The 61-year-old Proll joined the RAF in 1969 and was jailed twice -- in 1971-74 and again in 1978-80 - for her activities with the group. After leaving the RAF, Proll worked for the German magazines Tempo and Der Spiegel as well for the American magazine Time. In 2004, she published a book of photographs of the RAF from 1967-1977 called Pictures on the Run.

 
Proll's visit to Budapest was timed to coincide with the opening of the new film The Baader Meinhof Complex. The film, which has been praised by critics and nominated for an Academy Award, will be shown in Budapest for the first time on March 11, as part of German Film Week.
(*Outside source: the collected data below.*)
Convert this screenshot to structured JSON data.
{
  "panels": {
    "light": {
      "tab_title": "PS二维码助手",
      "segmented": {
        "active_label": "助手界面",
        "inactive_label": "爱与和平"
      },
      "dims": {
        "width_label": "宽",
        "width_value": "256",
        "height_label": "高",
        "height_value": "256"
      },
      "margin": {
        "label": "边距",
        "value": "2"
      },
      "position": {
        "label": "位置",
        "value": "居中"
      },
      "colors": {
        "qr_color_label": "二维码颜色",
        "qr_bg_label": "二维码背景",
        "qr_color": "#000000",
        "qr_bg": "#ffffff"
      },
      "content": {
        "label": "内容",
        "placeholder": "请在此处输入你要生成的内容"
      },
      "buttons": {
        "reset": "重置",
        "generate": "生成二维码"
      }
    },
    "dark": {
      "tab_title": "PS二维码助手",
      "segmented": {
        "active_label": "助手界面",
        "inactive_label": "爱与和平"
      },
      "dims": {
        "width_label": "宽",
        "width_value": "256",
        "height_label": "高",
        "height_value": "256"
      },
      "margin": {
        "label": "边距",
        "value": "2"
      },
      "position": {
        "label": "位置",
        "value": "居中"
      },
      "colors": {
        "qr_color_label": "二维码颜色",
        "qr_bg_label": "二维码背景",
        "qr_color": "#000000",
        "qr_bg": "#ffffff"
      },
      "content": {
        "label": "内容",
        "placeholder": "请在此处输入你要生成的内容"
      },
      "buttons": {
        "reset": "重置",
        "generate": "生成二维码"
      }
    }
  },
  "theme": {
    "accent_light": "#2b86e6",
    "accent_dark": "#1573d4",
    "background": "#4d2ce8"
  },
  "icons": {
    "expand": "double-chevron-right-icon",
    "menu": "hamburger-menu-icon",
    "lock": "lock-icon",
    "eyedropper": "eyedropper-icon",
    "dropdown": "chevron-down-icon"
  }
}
It will go on general release in cinemas the following day.
 
"The Baader Meinhof Complex is a successful film that tries to be truthful with the Red Army Faction, but it is an action film about violence, not a documentary - it can't show the true story of the RAF," Proll said of the film.
 
Proll said the RAF had its start in the student protest movement in Germany in the late 60s; but while that movement lost its wind, "we were still in a state of excitement".
 
Founded by Andreas Baader, Ulrike Meinhof and Gudrun Ensslin, the RAF carried out many attacks on the establishment, including a U.S. Army barracks in Frankfurt and the headquarters of publisher Axel Springer in Hamburg. All three founders were captured in 1974 and put in the high security Stammheim Prison in Stuttgart. There they all committed suicide, though conspiracy theories on their actual fate abound.
 
"To this day, we don't know exactly what happened to them. Ulrike Meinhof was sent to her death -- detained in awful conditions, she didn't have the strength to survive," Proll said.
 
Proll distanced herself from the RAF, saying she had changed much since her youth.
 
"I've been told many times that I'm just a former terrorist, but I strive to live just like any other person. What memories of the Baader-Meinhof Gang live inside me? That was my youth. Since then, everything has changed. Before this film, I hadn't even spoken the word 'Baader-Meinhof' for ten years."
 
The Baader Meinhof Complex is directed by Uli Edel and produced by Bernd Eichinger. It stars Moritz Bleibtreu, Martina Gedeck and Bruno Ganz.